Overview of Domain Applications and Data Sets
Domain | Explanation | No. data sets |
---|---|---|
A-cell epitopes | Prediction of peptides for modulating antigen presenting cells (modulating/non modulating). | 1 |
Anticancer peptides | Prediction of peptides with cytotoxic efficiency against cancer cells (cytotoxic/non-cytotoxic). | 3 |
Antifungal peptides | Prediction of peptides with anti-fungal efficiency (anti-fungal/not anti-fungal). | 2 |
Anti-inflammatory peptides | Prediction of therapeutic peptides against inflammatory diseases (anti-inflammatory/not anti-inflammatory). | 2 |
Antimicrobial peptides | Prediction of peptides with anti-microbial efficiency (antimicrobial/not anti-microbial). | 7 |
Amyloidogenic peptides | Prediction whether peptides produce amyloid deposits, which may be deposited in organs or tissues under unnatural conditions. | 2 |
Antitubercular peptides | Prediction of peptides with anti-mycobacterial efficiency (antitubercular/not anti-tubercular). | 2 |
Antiviral peptides | Prediction of peptides with anti-viral efficiency (anti-viral/not anti-viral). | 4 |
Linear B-cell epitopes | Prediction of B-cell epitopes (B-cell epitope/no B-cell epitope). | 1 |
Cell-penetrating peptides | Prediction of peptides with penetration capability of cell membranes (cell-penetrating/non cell-penetrating). | 10 |
β-peptide foldamers | Prediction whether peptides are β-amino acid oligomers and can adopt stable secondary structures. | 1 |
Hemolytic peptides | Prediction of peptides with hemolytic susceptibility (susceptible/resistant). | 1 |
Human Immunodeficiency Virus | Prediction with the HIV peptides show drug resistance to various drugs. | 17 |
Immuno-suppressive peptides | Prediction whether peptides reduce the activation or efficacy of the immune system. | 1 |
Neuro-peptides | Prediction whether peptides are synthesized and released by neurons. | 1 |
Permeability of cyclic peptides | Prediction of membrane permeability in cyclic peptides. | 1 |
Pro-inflammatory inducing peptides | Prediction whether peptides can increase inflammatory reaction as defense against pathogens. | 1 |
Soluble E.coli proteins | Prediction whether an E.coli protein is soluble or aggregation-prone. | 1 |
Linear T-cell epitopes | Prediction whether a peptide is an antigenic determinant, which is recognized by T-cells. | 1 |
Toxic peptides | Prediction whether peptides are toxic. | 2 |
Toxic proteins | Prediction whether proteins are toxic. | 1 |
Publications
Weckbecker, M., Anžel, A., Yang, Z., & Hattab, G. (2024). Interpretable molecular encodings and representations for machine learning tasks. Computational and Structural Biotechnology Journal.

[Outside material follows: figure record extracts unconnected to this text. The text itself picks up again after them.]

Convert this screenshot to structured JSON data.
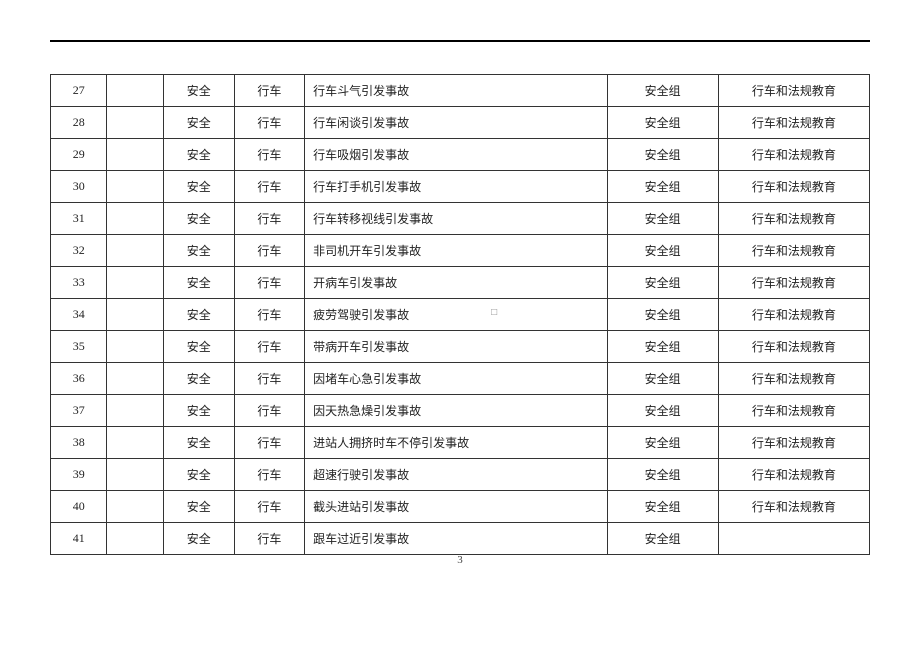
{
  "page_number": "3",
  "columns": {
    "num": "",
    "blank": "",
    "cat": "",
    "sub": "",
    "desc": "",
    "group": "",
    "edu": ""
  },
  "rows": [
    {
      "num": "27",
      "blank": "",
      "cat": "安全",
      "sub": "行车",
      "desc": "行车斗气引发事故",
      "group": "安全组",
      "edu": "行车和法规教育"
    },
    {
      "num": "28",
      "blank": "",
      "cat": "安全",
      "sub": "行车",
      "desc": "行车闲谈引发事故",
      "group": "安全组",
      "edu": "行车和法规教育"
    },
    {
      "num": "29",
      "blank": "",
      "cat": "安全",
      "sub": "行车",
      "desc": "行车吸烟引发事故",
      "group": "安全组",
      "edu": "行车和法规教育"
    },
    {
      "num": "30",
      "blank": "",
      "cat": "安全",
      "sub": "行车",
      "desc": "行车打手机引发事故",
      "group": "安全组",
      "edu": "行车和法规教育"
    },
    {
      "num": "31",
      "blank": "",
      "cat": "安全",
      "sub": "行车",
      "desc": "行车转移视线引发事故",
      "group": "安全组",
      "edu": "行车和法规教育"
    },
    {
      "num": "32",
      "blank": "",
      "cat": "安全",
      "sub": "行车",
      "desc": "非司机开车引发事故",
      "group": "安全组",
      "edu": "行车和法规教育"
    },
    {
      "num": "33",
      "blank": "",
      "cat": "安全",
      "sub": "行车",
      "desc": "开病车引发事故",
      "group": "安全组",
      "edu": "行车和法规教育"
    },
    {
      "num": "34",
      "blank": "",
      "cat": "安全",
      "sub": "行车",
      "desc": "疲劳驾驶引发事故",
      "group": "安全组",
      "edu": "行车和法规教育"
    },
    {
      "num": "35",
      "blank": "",
      "cat": "安全",
      "sub": "行车",
      "desc": "带病开车引发事故",
      "group": "安全组",
      "edu": "行车和法规教育"
    },
    {
      "num": "36",
      "blank": "",
      "cat": "安全",
      "sub": "行车",
      "desc": "因堵车心急引发事故",
      "group": "安全组",
      "edu": "行车和法规教育"
    },
    {
      "num": "37",
      "blank": "",
      "cat": "安全",
      "sub": "行车",
      "desc": "因天热急燥引发事故",
      "group": "安全组",
      "edu": "行车和法规教育"
    },
    {
      "num": "38",
      "blank": "",
      "cat": "安全",
      "sub": "行车",
      "desc": "进站人拥挤时车不停引发事故",
      "group": "安全组",
      "edu": "行车和法规教育"
    },
    {
      "num": "39",
      "blank": "",
      "cat": "安全",
      "sub": "行车",
      "desc": "超速行驶引发事故",
      "group": "安全组",
      "edu": "行车和法规教育"
    },
    {
      "num": "40",
      "blank": "",
      "cat": "安全",
      "sub": "行车",
      "desc": "截头进站引发事故",
      "group": "安全组",
      "edu": "行车和法规教育"
    },
    {
      "num": "41",
      "blank": "",
      "cat": "安全",
      "sub": "行车",
      "desc": "跟车过近引发事故",
      "group": "安全组",
      "edu": ""
    }
  ],
  "dot_marker_row_index": 7,
  "dot_marker_symbol": "□"
}
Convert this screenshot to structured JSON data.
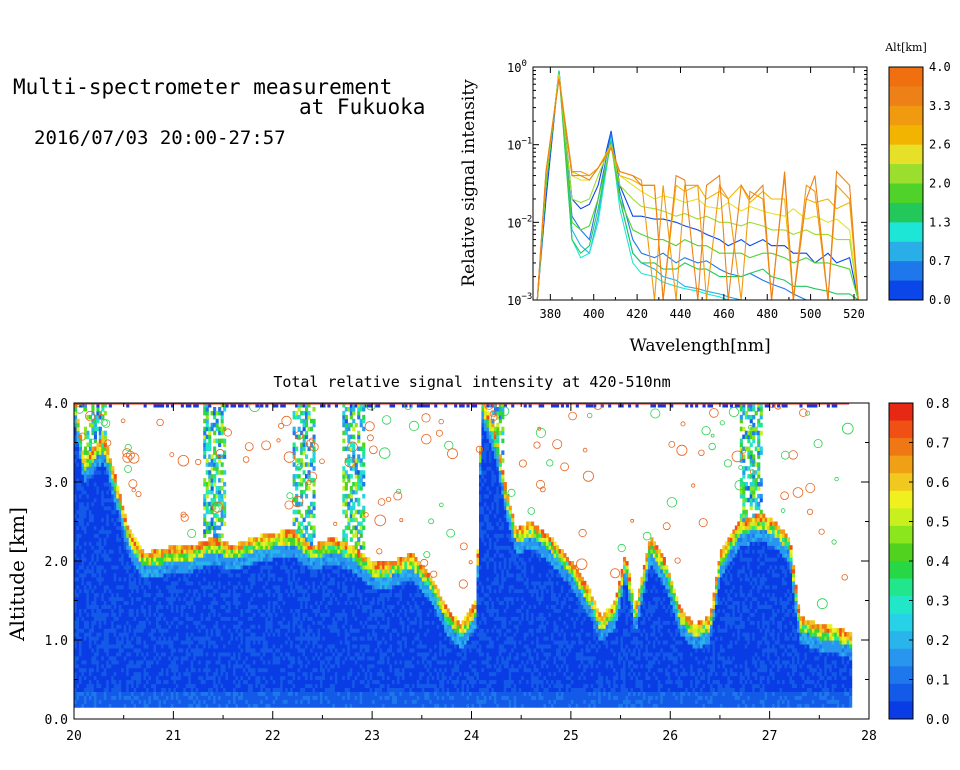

doi.org/10.1016/j.csbj.2024.05.035.
Hattab, G., Anžel, A., Spänig, S., Neumann, N., & Heider, D. (2023). A parametric approach for molecular encodings using multilevel atomic neighborhoods applied to peptide classification. NAR Genomics and Bioinformatics, 5(1), lqac103.
doi.org/10.1093/nargab/lqac103.
Spänig, S., Mohsen, S., Hattab, G., Hauschild, A. C., & Heider, D. (2021). A large-scale comparative study on peptide encodings for biomedical classification. NAR genomics and bioinformatics, 3(2), lqab039. doi.org/10.1093/nargab/lqab039.
Data Variables
- Sequences: Fasta files containing peptide and protein sequences, including unnatural and exotic amino acids.
- Classes: Binary classification labels for each sequence.
Licensing
The data presented in this collection is built upon numerous datasets made available over time by other researchers, each accompanied by documented metadata, appropriate citations, and attributions to ensure proper credit and acknowledgment of the original sources.